- 1 pound fresh asparagus, trimmed
- 1/2 medium sweet red pepper, cut into 2-inch strips
- 1 small onion, thinly sliced and separated into rings
- 1/4 pound hard salami, cut into strips
- 1/2 cup crumbled feta cheese
- 1/3 cup olive oil
- 1/4 cup sugar
- 1/4 cup white vinegar
- 1/4 cup rice vinegar
- 1-1/2 teaspoons minced garlic
- 1/2 teaspoon salt
- 1/2 teaspoon dried basil
- In a large skillet, bring 1 in. of water to a boil. Add asparagus; cover and cook for 3 minutes or until tender. Drain and immediately place in ice water. Drain and pat dry.
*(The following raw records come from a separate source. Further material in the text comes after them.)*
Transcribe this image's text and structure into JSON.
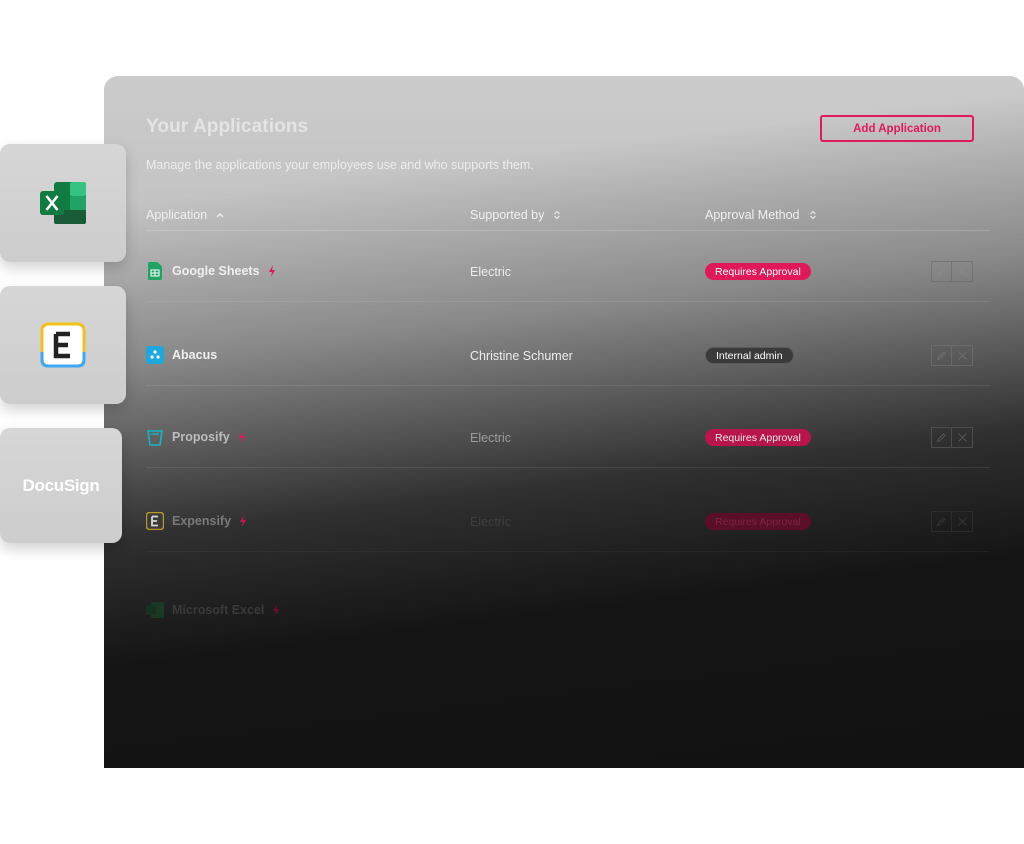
{
  "header": {
    "title": "Your Applications",
    "subtitle": "Manage the applications your employees use and who supports them.",
    "add_button": "Add Application"
  },
  "table": {
    "columns": [
      "Application",
      "Supported by",
      "Approval Method"
    ],
    "rows": [
      {
        "name": "Google Sheets",
        "supported_by": "Electric",
        "approval": "Requires Approval",
        "badge_color": "#e0195a",
        "icon": "google-sheets-icon"
      },
      {
        "name": "Abacus",
        "supported_by": "Christine Schumer",
        "approval": "Internal admin",
        "badge_color": "#3a3a3a",
        "icon": "abacus-icon"
      },
      {
        "name": "Proposify",
        "supported_by": "Electric",
        "approval": "Requires Approval",
        "badge_color": "#e0195a",
        "icon": "proposify-icon"
      },
      {
        "name": "Expensify",
        "supported_by": "Electric",
        "approval": "Requires Approval",
        "badge_color": "#e0195a",
        "icon": "expensify-icon"
      },
      {
        "name": "Microsoft Excel",
        "supported_by": "",
        "approval": "",
        "badge_color": "#e0195a",
        "icon": "microsoft-excel-icon"
      }
    ]
  },
  "side_apps": {
    "docusign_label": "DocuSign"
  },
  "colors": {
    "accent": "#e0195a",
    "text_light": "#f0f0f0"
  }
}
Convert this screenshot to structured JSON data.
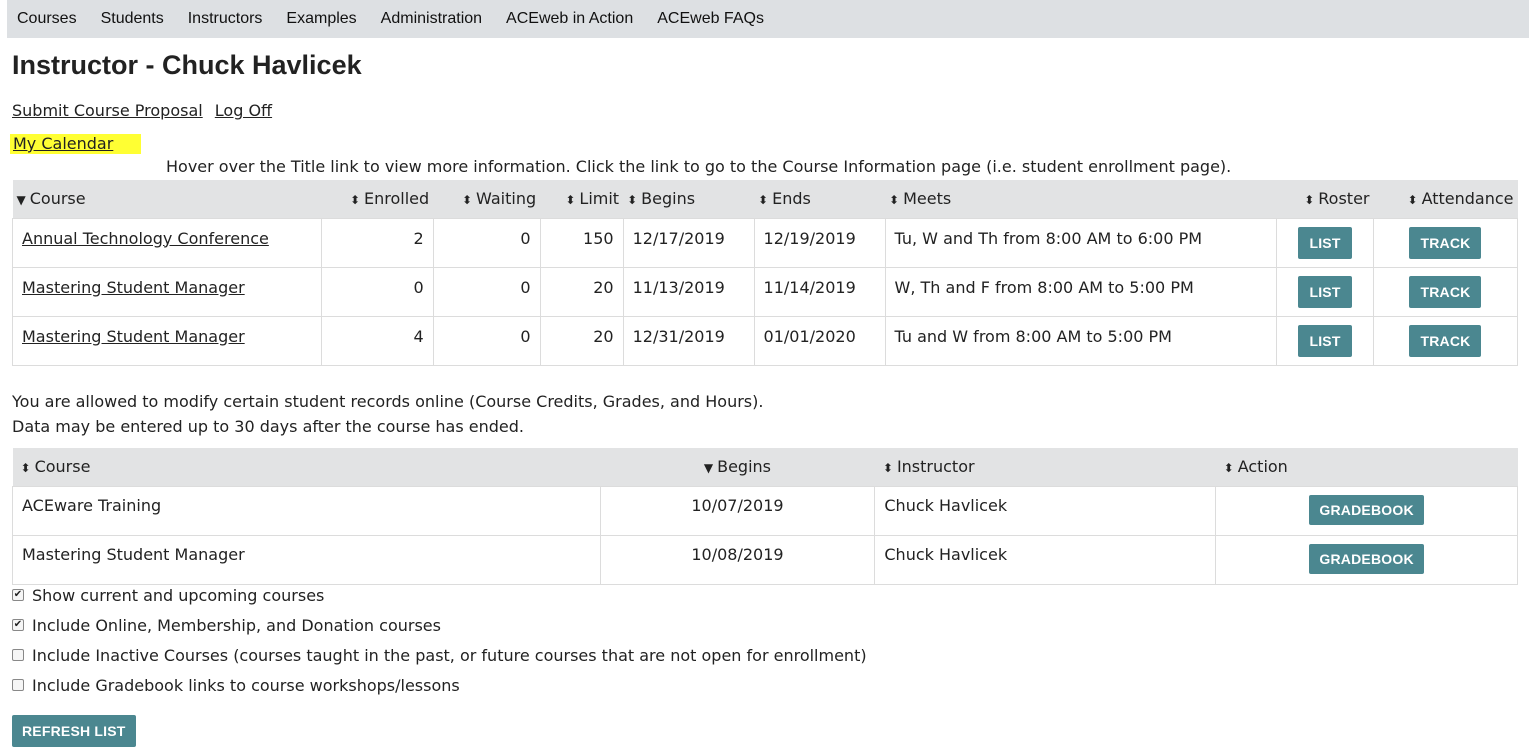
{
  "nav": [
    "Courses",
    "Students",
    "Instructors",
    "Examples",
    "Administration",
    "ACEweb in Action",
    "ACEweb FAQs"
  ],
  "page_title": "Instructor - Chuck Havlicek",
  "links": {
    "submit": "Submit Course Proposal",
    "logoff": "Log Off",
    "calendar": "My Calendar"
  },
  "hover_note": "Hover over the Title link to view more information. Click the link to go to the Course Information page (i.e. student enrollment page).",
  "courses_table": {
    "headers": [
      "Course",
      "Enrolled",
      "Waiting",
      "Limit",
      "Begins",
      "Ends",
      "Meets",
      "Roster",
      "Attendance"
    ],
    "rows": [
      {
        "course": "Annual Technology Conference",
        "enrolled": "2",
        "waiting": "0",
        "limit": "150",
        "begins": "12/17/2019",
        "ends": "12/19/2019",
        "meets": "Tu, W and Th from 8:00 AM to 6:00 PM"
      },
      {
        "course": "Mastering Student Manager",
        "enrolled": "0",
        "waiting": "0",
        "limit": "20",
        "begins": "11/13/2019",
        "ends": "11/14/2019",
        "meets": "W, Th and F from 8:00 AM to 5:00 PM"
      },
      {
        "course": "Mastering Student Manager",
        "enrolled": "4",
        "waiting": "0",
        "limit": "20",
        "begins": "12/31/2019",
        "ends": "01/01/2020",
        "meets": "Tu and W from 8:00 AM to 5:00 PM"
      }
    ],
    "list_label": "LIST",
    "track_label": "TRACK"
  },
  "modify_note": [
    "You are allowed to modify certain student records online (Course Credits, Grades, and Hours).",
    "Data may be entered up to 30 days after the course has ended."
  ],
  "grade_table": {
    "headers": [
      "Course",
      "Begins",
      "Instructor",
      "Action"
    ],
    "rows": [
      {
        "course": "ACEware Training",
        "begins": "10/07/2019",
        "instructor": "Chuck Havlicek"
      },
      {
        "course": "Mastering Student Manager",
        "begins": "10/08/2019",
        "instructor": "Chuck Havlicek"
      }
    ],
    "gradebook_label": "GRADEBOOK"
  },
  "options": [
    {
      "label": "Show current and upcoming courses",
      "checked": true
    },
    {
      "label": "Include Online, Membership, and Donation courses",
      "checked": true
    },
    {
      "label": "Include Inactive Courses (courses taught in the past, or future courses that are not open for enrollment)",
      "checked": false
    },
    {
      "label": "Include Gradebook links to course workshops/lessons",
      "checked": false
    }
  ],
  "refresh_label": "REFRESH LIST",
  "colors": {
    "button": "#4b8790",
    "highlight": "#ffff33",
    "nav_bg": "#dde0e3",
    "header_bg": "#e2e3e4"
  }
}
- In a large bowl, combine the asparagus, red pepper, onion, salami and feta cheese. In a small bowl, whisk the remaining ingredients. Pour over vegetable mixture and toss to coat.
- Cover and refrigerate for at least 20 minutes, stirring occasionally. Serve with a slotted spoon. Yield: 4 servings.
Light-Bodied White Wine
Enjoy this recipe with a light-bodied white wine such as Sauvignon Blanc or Pinot Grigio.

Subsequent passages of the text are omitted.